Ordentlich rumgespritzt

Macht nix: Der Fokus von Onechanbara Z2: Chaos liegt auch ganz woanders, nämlich auf den Kämpfen gegen die Massen von finsteren Wesen! Quasi alle Spielelemente, über die Onechanbara Z2: Chaos verfügt, drehen sich einzig und allein um die Kämpfe.

Zu Beginn des Spieles erhaltet ihr die Option, das im Spiel dargestellte Blut in Weiß, Schwarz oder Rot (Standard) darstellen zu lassen. Diese Option ist durchaus berechtigt – Wer kein Blut sehen kann, sollte vielleicht lieber die Finger von Onechanbara Z2: Chaos lassen! Während der Kämpfe ist das Spiel ein wahres Effektefeuerwerk, aber eben quasi nur, weil pausenlos Körperflüssigkeiten über den Bildschirm spritzen. Nur Blut natürlich.

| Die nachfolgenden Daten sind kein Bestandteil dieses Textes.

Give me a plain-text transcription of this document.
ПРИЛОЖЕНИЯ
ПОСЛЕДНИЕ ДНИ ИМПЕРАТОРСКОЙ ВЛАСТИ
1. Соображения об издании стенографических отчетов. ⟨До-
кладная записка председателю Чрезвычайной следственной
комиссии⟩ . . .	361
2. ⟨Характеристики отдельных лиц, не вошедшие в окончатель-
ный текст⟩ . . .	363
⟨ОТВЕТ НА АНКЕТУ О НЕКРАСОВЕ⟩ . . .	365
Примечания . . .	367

Mechanisch bietet Onechanbara Z2: Chaos im Spielverlauf kaum etwas Neues: Im Wesentlichen werdet ihr nur durch verschiedene recht hübsch gestaltete Spielumgebungen geschleust, wo euch immer das Gleiche erwartet: Der Kampf gegen die Gegner. Auch die Widersacher unterscheiden sich nur unwesentlich voneinander. Recht schnell findet man heraus, wer besser austeilt und wer weniger gut. Ebenso, wer mehr einstecken kann und wer weniger. Und so kristallisieren sich schnell zwei, drei Hassgegner heraus, gegen die man nicht besonders gerne antritt.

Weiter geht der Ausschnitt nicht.